Patty's back, this time with a tale of culinary experimentation that threatens to revolutionize the preparation of one of Italy's most beloved of dishes: Lasagna.
A couple of years ago I decided to make cannelloni for 60 people. Since these tasty little suckers can be on the small side I decided to have three for each guest. This entailed cooking 180 pieces of dry lasagna noodles and then wrapping them up with a chicken, ricotta and spinach mixture then baking them with sauce. After preparing this for umpteen hours and serving it, I realized I could have made more money an hour volunteering at a soup kitchen. The experience was so traumatizing I vowed never to cook a lasagna noodle again. Only problem was I had three boxes of this personal kryptonite left.
As time went by the lasagna noodles were pushed further and further away. When we recently moved they were packed by my wife (Anita) and were set in plain view in our new kitchen. I started planting the seed to Anita that we could make lasagna if she cooked the noodles and I would make the meat sauce. Although her decision to marry me could be considered flawed she wasn’t falling for this devious proposal. Then it occurred to me: Don’t pre-cook the noodles.
The decision was made and there was no turning back. I mentioned it to a French chef friend of mine and we joked about the fact I’d be breaking my teeth on this crunchy cookie of lasagna. Deep down though I believed there was method to my madness. So I cooked a meat sauce for about ten minutes and heaped some of this in a ten inch pan. Then I started with a layer of dry uncooked lasagna and repeated another layer of sauce but this time with béchamel and mozzarella cheese. I made three layers of this and put foil over the pan and let cook for a half an hour.

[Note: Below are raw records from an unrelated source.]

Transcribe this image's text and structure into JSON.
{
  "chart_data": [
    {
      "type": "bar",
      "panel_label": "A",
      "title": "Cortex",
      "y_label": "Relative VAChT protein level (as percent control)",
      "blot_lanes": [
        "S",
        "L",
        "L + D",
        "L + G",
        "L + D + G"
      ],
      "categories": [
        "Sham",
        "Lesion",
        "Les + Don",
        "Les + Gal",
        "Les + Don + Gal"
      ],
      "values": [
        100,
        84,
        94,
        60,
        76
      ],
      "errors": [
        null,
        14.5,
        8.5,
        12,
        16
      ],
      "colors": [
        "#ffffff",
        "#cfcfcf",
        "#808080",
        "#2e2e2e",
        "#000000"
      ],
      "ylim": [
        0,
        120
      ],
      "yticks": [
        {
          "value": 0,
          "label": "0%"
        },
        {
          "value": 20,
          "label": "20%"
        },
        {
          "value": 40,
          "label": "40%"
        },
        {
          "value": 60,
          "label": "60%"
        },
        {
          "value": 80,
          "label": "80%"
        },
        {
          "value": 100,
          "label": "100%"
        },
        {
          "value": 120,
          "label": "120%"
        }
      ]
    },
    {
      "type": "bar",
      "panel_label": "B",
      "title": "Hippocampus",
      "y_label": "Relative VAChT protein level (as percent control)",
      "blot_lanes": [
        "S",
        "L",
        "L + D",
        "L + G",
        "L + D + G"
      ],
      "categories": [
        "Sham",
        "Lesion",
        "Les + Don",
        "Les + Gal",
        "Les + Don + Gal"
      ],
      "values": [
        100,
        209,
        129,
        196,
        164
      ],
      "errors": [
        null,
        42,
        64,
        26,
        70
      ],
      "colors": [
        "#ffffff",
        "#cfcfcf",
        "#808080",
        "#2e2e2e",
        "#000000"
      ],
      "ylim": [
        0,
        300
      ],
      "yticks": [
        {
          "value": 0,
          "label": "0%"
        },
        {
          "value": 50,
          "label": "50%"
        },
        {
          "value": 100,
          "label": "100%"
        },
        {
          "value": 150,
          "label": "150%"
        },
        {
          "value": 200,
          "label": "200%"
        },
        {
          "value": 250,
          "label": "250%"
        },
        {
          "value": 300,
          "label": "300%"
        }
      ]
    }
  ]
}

I took the foil off and added more cheese and baked it for ten more minutes. I then cut it in four and put one on the top of the other to make two. Voila!
When I had my first bite I looked at Anita and we both had huge shit eating grins on our face. Not only had it worked, it was the best damn lasagna we’d ever had. By cooking noodles in the sauce, the sauce had been incorporated into the noodle leaving every bite as good as the last. I apologize to the lasagna noodle. I ended up hating you because I didn’t understand you. I’ll tell you this much though, I’ll never make cannelloni again.